Get plenty of vitamin D. Nine out of ten adults are deficient in Vitamin D. Vitamin D provides potent protection against colds, flu and even pneumonia. A recent study by the University of Colorado Denver School of medicine showed that as the amount of vitamin D circulating in blood climbs, risk of upper respiratory tract infections falls.
Vitamin D is known as the “sunshine vitamin. But it isn’t really a vitamin at all. It’s actually a hormone that our bodies manufacture when sunshine hits our skin and converts cholesterol into Vitamin D. When we stay out of the sun, cover up from head to toe, don’t see the sun in the winter, or slather our skin with SPF we don’t make enough Vitamin D. That’s why there so many people are deficient. It’s also why people who live farther north of the equator have more illnesses than those who live closer to it.
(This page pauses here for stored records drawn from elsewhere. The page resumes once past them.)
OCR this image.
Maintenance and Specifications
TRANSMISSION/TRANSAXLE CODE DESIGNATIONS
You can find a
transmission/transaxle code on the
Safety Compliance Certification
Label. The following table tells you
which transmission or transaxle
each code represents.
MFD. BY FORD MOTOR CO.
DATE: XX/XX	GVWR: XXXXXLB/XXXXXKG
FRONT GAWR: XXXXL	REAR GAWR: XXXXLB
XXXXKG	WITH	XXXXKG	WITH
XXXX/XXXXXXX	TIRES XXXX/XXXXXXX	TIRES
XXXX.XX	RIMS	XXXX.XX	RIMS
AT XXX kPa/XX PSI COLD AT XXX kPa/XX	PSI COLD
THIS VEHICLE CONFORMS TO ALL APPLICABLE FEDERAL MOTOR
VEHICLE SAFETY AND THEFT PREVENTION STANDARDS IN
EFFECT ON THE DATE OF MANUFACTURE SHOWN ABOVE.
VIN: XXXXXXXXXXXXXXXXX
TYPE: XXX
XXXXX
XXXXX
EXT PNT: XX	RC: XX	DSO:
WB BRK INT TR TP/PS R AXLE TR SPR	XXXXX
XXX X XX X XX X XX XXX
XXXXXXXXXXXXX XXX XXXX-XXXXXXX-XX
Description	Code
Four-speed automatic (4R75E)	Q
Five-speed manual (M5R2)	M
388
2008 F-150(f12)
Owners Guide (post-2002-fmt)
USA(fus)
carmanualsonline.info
How do you get more Vitamin D? Natural sunlight is best. Exposing your hands and face to sunlight for 10-15 minutes three times a week should be sufficient.
Vitamin D supplements are also widely available and not expensive. The Institute of Medicine, a group that uses scientific research to formulate public health policies, currently recommends an Adequate Intake, or AI, rather than a specific daily amount of vitamin D. The AI for vitamin D is 200 International Units for adults under age 50, 400 IU for those 51 to 70, and 600 IU for those age 71 and above. As new studies continue to showcase vitamin D’s potential benefits, more scientists are calling for increased recommendations. Some suggest as much as 10,000 IU –currently the tolerable upper intake daily.
And finally, there are some foods that contain Vitamin D but for the most part they’re scarce. Seafood options top the list — cod liver oil, salmon, mackerel and tuna.